Emotional Regulation

 
 
 
 

Acknowledge

This requires you to remain present with what is true in the moment and acknowledge that your emotions are valid and normal. If you are in a safe space you may be able to allow yourself to feel the emotions fully without needing to understand them right away. Try to name what you are feeling whether it may be anger, disappointment, frustration, or sadness etc. Being present means we acknowledge if how we feel in the moment is amplified by a past event or situation, or a future worry.

Check In

What do you need in this moment? Do you require space, another person's validation to talk it out, time to cool down or rest? Knowing what would soothe you allows you to check in with current feelings and thoughts and make sense of the situation and find ways to return to a more balanced state. Notice if this is the correct place and setting to process your emotions? Do you feel safe to express yourself with the people around you? Would it feel better to give yourself time to sit with the emotions alone or talk it out with someone who understands your situation.

Breathe & Ground

Find a comfortable place to rest and take a few slow deep breaths in - breathing fully into your ribcage, chest and back, using the diaphragm to assist in de-regulating the nervous system. Continue exhaling several times slowly to slow your heart rate and decrease the charge the emotion may have in your body. This will allow you to feel all of the passing feelings so they do not remain stored in the body. This allows us to actually sit with the truth of what we feel rather than trying to escape the discomfort of the feeling.

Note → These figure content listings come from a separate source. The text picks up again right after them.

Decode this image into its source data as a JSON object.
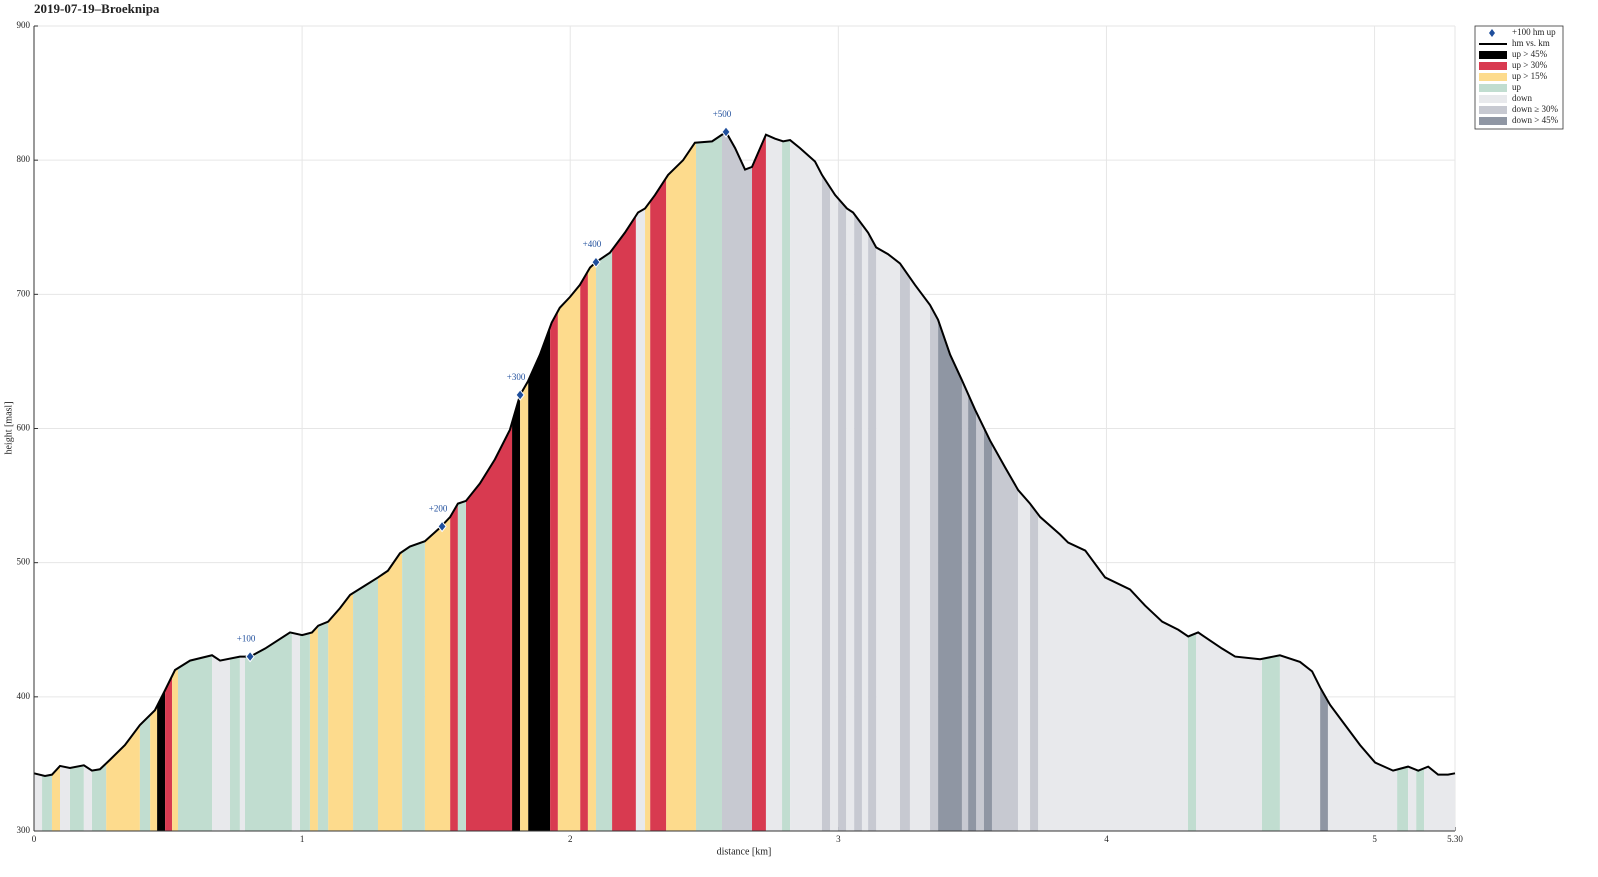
{
  "chart_data": {
    "type": "elevation-profile",
    "title": "2019-07-19–Broeknipa",
    "x_label": "distance [km]",
    "y_label": "height [masl]",
    "xlim": [
      0,
      5.3
    ],
    "ylim": [
      300,
      900
    ],
    "xticks": [
      0,
      1,
      2,
      3,
      4,
      5,
      {
        "value": 5.3,
        "label": "5.30"
      }
    ],
    "yticks": [
      300,
      400,
      500,
      600,
      700,
      800,
      900
    ],
    "grid": true,
    "legend": "upper right outside",
    "profile": {
      "name": "hm vs. km",
      "color": "#000000",
      "x": [
        0,
        0.041,
        0.067,
        0.097,
        0.134,
        0.186,
        0.216,
        0.246,
        0.283,
        0.339,
        0.395,
        0.451,
        0.489,
        0.526,
        0.582,
        0.664,
        0.694,
        0.768,
        0.806,
        0.862,
        0.955,
        1.0,
        1.037,
        1.06,
        1.097,
        1.141,
        1.179,
        1.235,
        1.283,
        1.32,
        1.365,
        1.402,
        1.458,
        1.514,
        1.552,
        1.581,
        1.611,
        1.663,
        1.719,
        1.775,
        1.813,
        1.842,
        1.887,
        1.931,
        1.961,
        1.999,
        2.036,
        2.074,
        2.096,
        2.148,
        2.204,
        2.253,
        2.279,
        2.316,
        2.365,
        2.421,
        2.465,
        2.529,
        2.581,
        2.615,
        2.652,
        2.678,
        2.73,
        2.764,
        2.794,
        2.82,
        2.857,
        2.913,
        2.939,
        2.988,
        3.032,
        3.055,
        3.111,
        3.141,
        3.185,
        3.23,
        3.286,
        3.342,
        3.372,
        3.417,
        3.461,
        3.51,
        3.566,
        3.622,
        3.671,
        3.715,
        3.753,
        3.827,
        3.857,
        3.921,
        3.995,
        4.088,
        4.144,
        4.208,
        4.268,
        4.305,
        4.342,
        4.386,
        4.431,
        4.48,
        4.573,
        4.647,
        4.722,
        4.767,
        4.797,
        4.834,
        4.89,
        4.946,
        5.002,
        5.069,
        5.125,
        5.163,
        5.2,
        5.237,
        5.274,
        5.3
      ],
      "values": [
        343,
        341,
        342,
        348.5,
        347,
        349,
        345,
        346,
        353,
        364,
        379,
        390,
        405,
        420,
        427,
        431,
        427,
        430,
        430,
        436,
        448,
        446,
        448,
        453,
        456,
        466,
        476,
        483,
        489,
        494,
        507,
        512,
        516,
        526,
        534,
        544,
        546,
        559,
        577,
        599,
        625,
        635,
        655,
        679,
        690,
        698,
        707,
        720,
        724,
        731,
        746,
        761,
        764,
        774,
        789,
        800,
        813,
        814,
        821,
        809,
        793,
        795,
        819,
        816,
        814,
        815,
        809,
        799,
        789,
        774,
        764,
        761,
        746,
        735,
        730,
        723,
        707,
        692,
        681,
        655,
        636,
        614,
        591,
        571,
        554,
        544,
        534,
        521,
        515,
        509,
        489,
        480,
        468,
        456,
        450,
        445,
        448,
        442,
        436,
        430,
        428,
        431,
        426,
        419,
        407,
        394,
        379,
        364,
        351,
        345,
        348,
        345,
        348,
        342,
        342,
        343
      ]
    },
    "markers": {
      "name": "+100 hm up",
      "color": "#1f4e9c",
      "x": [
        0.806,
        1.522,
        1.813,
        2.096,
        2.581
      ],
      "values": [
        430,
        527,
        625,
        724,
        821
      ],
      "labels": [
        "+100",
        "+200",
        "+300",
        "+400",
        "+500"
      ]
    },
    "series": [
      {
        "name": "up > 45%",
        "color": "#000000",
        "spans": [
          [
            0.459,
            0.489
          ],
          [
            1.783,
            1.813
          ],
          [
            1.843,
            1.925
          ]
        ]
      },
      {
        "name": "up > 30%",
        "color": "#d83a50",
        "spans": [
          [
            0.489,
            0.515
          ],
          [
            1.552,
            1.581
          ],
          [
            1.611,
            1.783
          ],
          [
            1.925,
            1.954
          ],
          [
            2.037,
            2.066
          ],
          [
            2.156,
            2.245
          ],
          [
            2.298,
            2.358
          ],
          [
            2.678,
            2.73
          ]
        ]
      },
      {
        "name": "up > 15%",
        "color": "#fddb8d",
        "spans": [
          [
            0.067,
            0.097
          ],
          [
            0.269,
            0.395
          ],
          [
            0.433,
            0.459
          ],
          [
            0.515,
            0.537
          ],
          [
            1.029,
            1.059
          ],
          [
            1.097,
            1.19
          ],
          [
            1.283,
            1.373
          ],
          [
            1.458,
            1.552
          ],
          [
            1.813,
            1.843
          ],
          [
            1.954,
            2.037
          ],
          [
            2.066,
            2.096
          ],
          [
            2.279,
            2.298
          ],
          [
            2.358,
            2.469
          ]
        ]
      },
      {
        "name": "up",
        "color": "#c1ddd0",
        "spans": [
          [
            0.03,
            0.067
          ],
          [
            0.134,
            0.186
          ],
          [
            0.216,
            0.269
          ],
          [
            0.395,
            0.433
          ],
          [
            0.537,
            0.664
          ],
          [
            0.731,
            0.768
          ],
          [
            0.787,
            0.962
          ],
          [
            0.992,
            1.029
          ],
          [
            1.059,
            1.097
          ],
          [
            1.19,
            1.283
          ],
          [
            1.373,
            1.458
          ],
          [
            1.581,
            1.611
          ],
          [
            2.096,
            2.156
          ],
          [
            2.469,
            2.566
          ],
          [
            2.79,
            2.82
          ],
          [
            4.304,
            4.334
          ],
          [
            4.58,
            4.647
          ],
          [
            5.084,
            5.125
          ],
          [
            5.155,
            5.185
          ]
        ]
      },
      {
        "name": "down",
        "color": "#e8e9ec",
        "spans": [
          [
            0,
            0.03
          ],
          [
            0.097,
            0.134
          ],
          [
            0.186,
            0.216
          ],
          [
            0.664,
            0.731
          ],
          [
            0.768,
            0.787
          ],
          [
            0.962,
            0.992
          ],
          [
            2.245,
            2.279
          ],
          [
            2.73,
            2.79
          ],
          [
            2.82,
            2.939
          ],
          [
            2.969,
            2.999
          ],
          [
            3.029,
            3.059
          ],
          [
            3.088,
            3.111
          ],
          [
            3.141,
            3.23
          ],
          [
            3.267,
            3.342
          ],
          [
            3.67,
            3.715
          ],
          [
            3.745,
            4.304
          ],
          [
            4.334,
            4.58
          ],
          [
            4.647,
            4.797
          ],
          [
            4.826,
            5.084
          ],
          [
            5.125,
            5.155
          ],
          [
            5.185,
            5.3
          ]
        ]
      },
      {
        "name": "down ≥ 30%",
        "color": "#c7c9d1",
        "spans": [
          [
            2.566,
            2.678
          ],
          [
            2.939,
            2.969
          ],
          [
            2.999,
            3.029
          ],
          [
            3.059,
            3.088
          ],
          [
            3.111,
            3.141
          ],
          [
            3.23,
            3.267
          ],
          [
            3.342,
            3.372
          ],
          [
            3.461,
            3.484
          ],
          [
            3.514,
            3.543
          ],
          [
            3.573,
            3.67
          ],
          [
            3.715,
            3.745
          ]
        ]
      },
      {
        "name": "down > 45%",
        "color": "#8f96a3",
        "spans": [
          [
            3.372,
            3.461
          ],
          [
            3.484,
            3.514
          ],
          [
            3.543,
            3.573
          ],
          [
            4.797,
            4.826
          ]
        ]
      }
    ]
  }
}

Regulate your nervous system

Allow yourself to slow down and connect to your body. Talk to a friend, sing, journal, breathe slowly, pet an animal, take a bath, walk, or meditate. Allow yourself to move through the emotions physically. If possible remove any triggers and stressors which arouse feelings of overwhelm. Overthinking, obsessing and holding onto the emotions without expressing them in a healthy way can lead to further stress in the nervous system.

Remain Neutral

Notice when you place blame and direct your emotions outwardly onto another when you are feeling emotionally charged or unstable. Often we can unconsciously project our internal conflict and discomfort on others as a way to escape the task of taking accountability for the part we play in our dynamics. This may be where we have allowed a boundary to be crossed or where we haven't stood up for ourselves. A greater level of self awareness can give us the opportunity to take responsibility for how we are feeling and take a step back to gather more information.

Self Reflect

Often in times of emotional intensity, our rational, logical thinking blurs. Take a moment to reflect on the current situation. Assess whether the emotional trigger or escalation is a realistic threat to you or whether it is a temporary reaction to a temporary situation. Are you reacting from a place of deeper wounding or insecurity? Have there been other events leading up to this moment that have caused you to feel threatened, misunderstood or treated unfairly?

Normalize your feelings

Your emotions are your guidance system. If you suppress them it can disconnect you from your truth and from what your authentic self needs to express. If you feel shame for feeling it may be common for you to do this. Remind yourself regularly that your concerns, anger, anxiety and struggle are normal and very real. Allow yourself to not be frightened or fearful of intense emotions by giving yourself the space to respond to them. You do not have to minimize your pain or your problems.

Speak to a Professional

There may be times when all of the ways we work with our emotional body and attempt to regulate ourselves cannot get us out of our funk. We may feel like we are stuck in a loop or pattern that continues to play out despite our efforts. This may be a good indicator that seeking professional help is needed. It can provide us with the tools required to shift our mental perceptions, beliefs and help us to work through unresolved traumas that continue to play out in our lives so we are then able to learn about ourselves, grow and find the clarity we seek.